Engaging transformational leadership is also used by the NHS Leadership Academy (2013) where further resources are available.
In determining how well-led a trust is, the Care Quality Commission (CQC) (2017) takes into account leadership capability and capacity, culture, vision and strategy, governance, staff and patient/public engagement, and the drive for continuous improvement. CQC reports (2017) refer to some trusts changing the leadership team to help drive improvement. For others, it was about empowering existing staff to take leading roles in effecting organisational change. The CQC (2017) also reports that those trusts who recognised and used the potential of their staff saw improved patient outcomes and higher staff morale.

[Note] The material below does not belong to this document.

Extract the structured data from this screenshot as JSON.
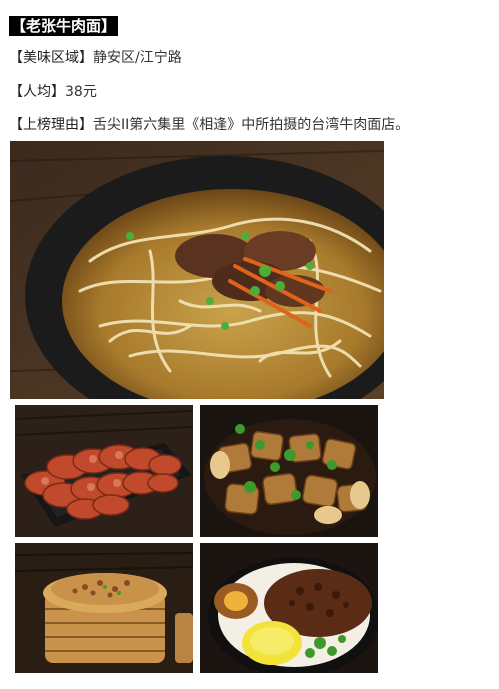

For nurse leaders, this means valuing and applying their professional expertise in community settings and applying engaging transformational leadership skills to create a genuine learning environment for themselves and their colleagues as they all move towards collective leadership. It also means having confidence in colleagues and developing, maintaining and nurturing flatter multidisciplinary teams. It will require multi-professional, team-based training, and all staff putting into practice a Dutch word that is the cornerstone of both the Buurtzorg and Embrace models: samenwerken. This can be translated as ‘working together’ or ‘co-operating’.
Conclusion
ICSs will be both an opportunity and a challenge for all professional staff. Knowledge and expertise are always important, but equally important is the way in which these skills are used to improve collaborative interdiciplinary working, professional development and collective leadership. All too often, continuing professional development and, indeed, initial professional training, has been focused on silo professionals, and this may be an opportunity to redress that focus to team-based professional development in more inter-disciplinary training, so that by working together, patient care and outcomes are improved. However, funding, workforce planning and appropriate skill mix will be crucial, as leadership skills on their own, however excellent they may be, will not be enough if resources are not available.